AWS Unit 2: The Rise and Fall of Daylight Hours

Introduction :: Activity 1 :: Activity 2 :: Activity 3

Activity 3

Objective

To construct a 24-hour clock to be used as a pie graph to show daylight hours versus nighttime hours.

Time Allotment

This will depend on how many graphs the students are constructing. To construct one graph will take about 20 minutes. If you are comparing a number of different dates for your area or you are comparing the daylight hours at a number of different latitudes, you will probably want to reproduce a line drawing of the basic graph.

Procedure

  1. Help each student construct a pie graph using a compass to draw the circle and a ruler and protractor to divide the circle into twenty-four wedges. Divide each wedge in half and then each half in half again by making tick marks on the circle. Mark the lines dividing the twenty-four wedges from 1 through 24 to make a 24-hour clock. Alternatively, hand out a basic pie graph already constructed as described and reproduced in quantity.
  2. On each graph, ask the students to plot the time of sunrise and sunset for a certain day at a certain latitude to the nearest quarter of an hour. Have the students color the dark hours and the light hours the same contrasting colors on all the graphs.
  3. Either assign data for different dates or latitudes to each student or group of students, or have all the students color in several different sets of data on already-prepared graphs. Be sure to assign dates at diametrically opposite times of year or assign latitudes for the same date in areas north and south of the equator. (This information can be obtained from an ephemeris.)
  4. After a variety of graphs are prepared, compare the areas of light and dark on graphs for the different dates or different areas.

Discussion

If the students are contrasting daylight and nighttime hours at different times of year, they will see graphically that the longest days are in June and the shortest in December and that the hours of daylight and darkness are equal at the equinoxes.
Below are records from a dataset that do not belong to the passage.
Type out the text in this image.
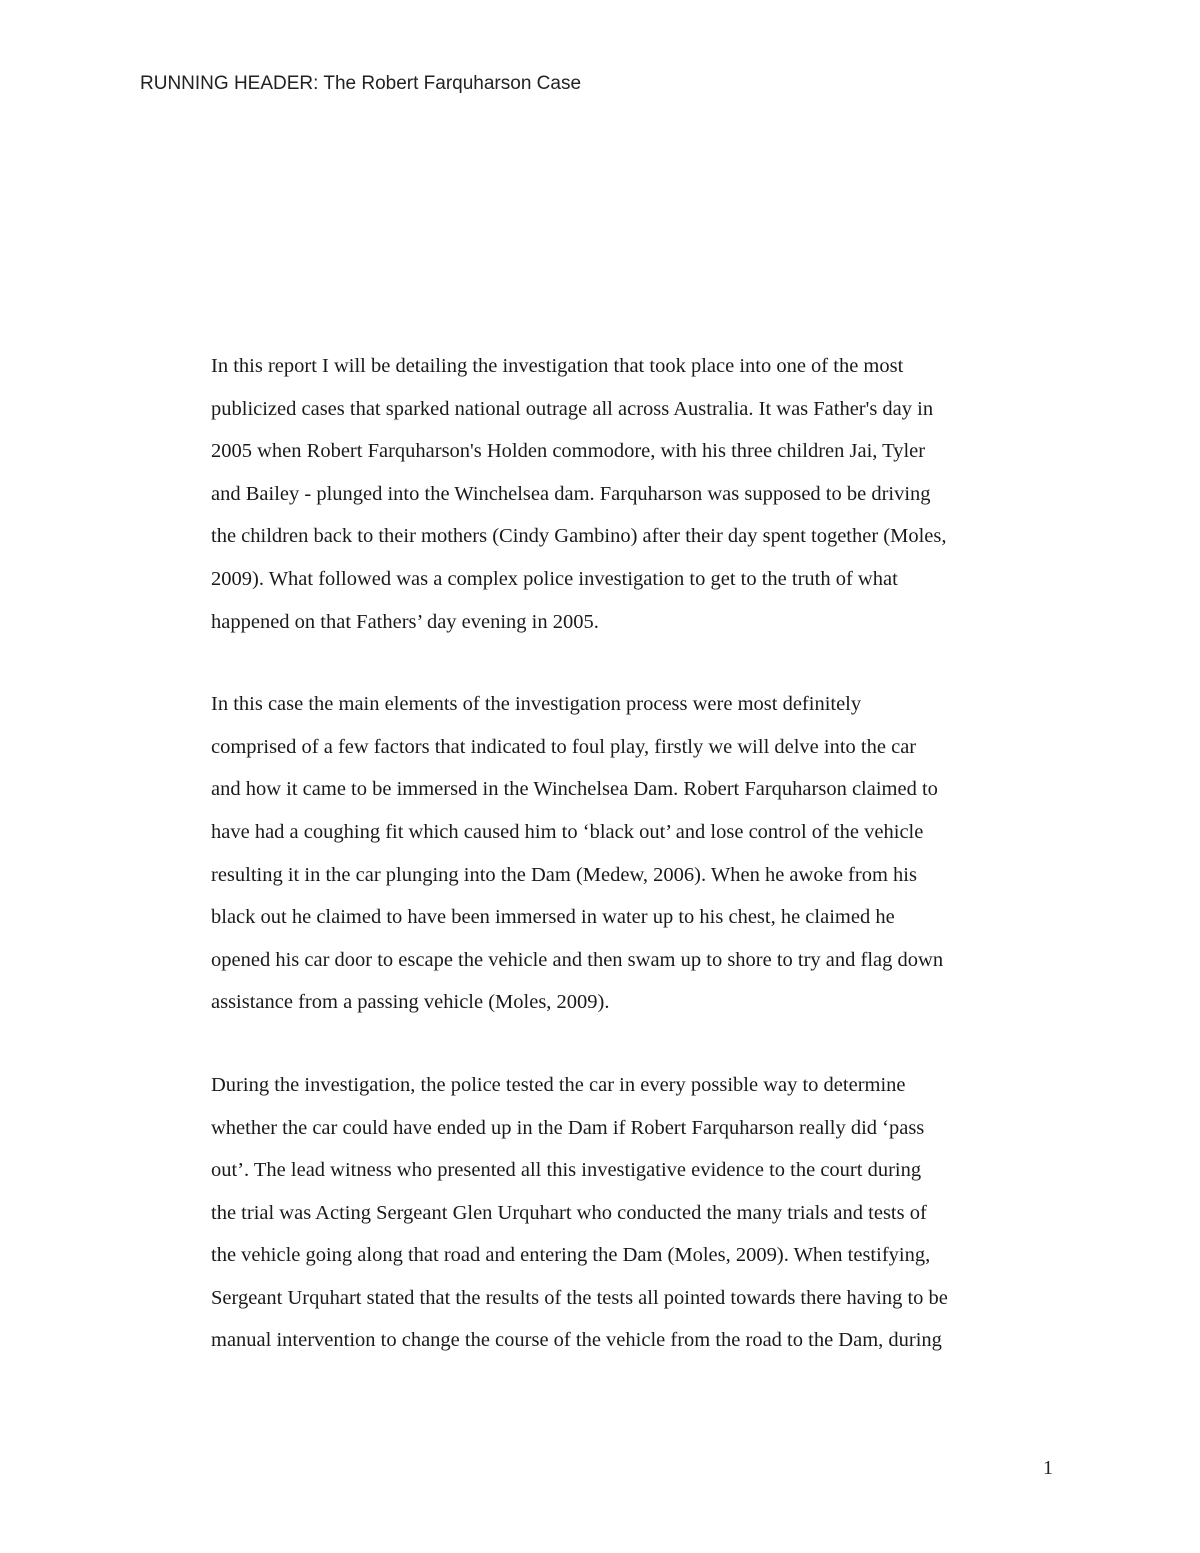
RUNNING HEADER: The Robert Farquharson Case
In this report I will be detailing the investigation that took place into one of the most
publicized cases that sparked national outrage all across Australia. It was Father's day in
2005 when Robert Farquharson's Holden commodore, with his three children Jai, Tyler
and Bailey - plunged into the Winchelsea dam. Farquharson was supposed to be driving
the children back to their mothers (Cindy Gambino) after their day spent together (Moles,
2009). What followed was a complex police investigation to get to the truth of what
happened on that Fathers’ day evening in 2005.
In this case the main elements of the investigation process were most definitely
comprised of a few factors that indicated to foul play, firstly we will delve into the car
and how it came to be immersed in the Winchelsea Dam. Robert Farquharson claimed to
have had a coughing fit which caused him to ‘black out’ and lose control of the vehicle
resulting it in the car plunging into the Dam (Medew, 2006). When he awoke from his
black out he claimed to have been immersed in water up to his chest, he claimed he
opened his car door to escape the vehicle and then swam up to shore to try and flag down
assistance from a passing vehicle (Moles, 2009).
During the investigation, the police tested the car in every possible way to determine
whether the car could have ended up in the Dam if Robert Farquharson really did ‘pass
out’. The lead witness who presented all this investigative evidence to the court during
the trial was Acting Sergeant Glen Urquhart who conducted the many trials and tests of
the vehicle going along that road and entering the Dam (Moles, 2009). When testifying,
Sergeant Urquhart stated that the results of the tests all pointed towards there having to be
manual intervention to change the course of the vehicle from the road to the Dam, during
1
If the students are contrasting the length of daylight hours at different latitudes, they will find that in June the daylight hours are longer than the hours of darkness north of the equator and shorter south of the equator. On any given date, the daylight hours and hours of darkness get closer to being equal as you approach the equator. In areas along the equator, the days and nights are of equal length year around.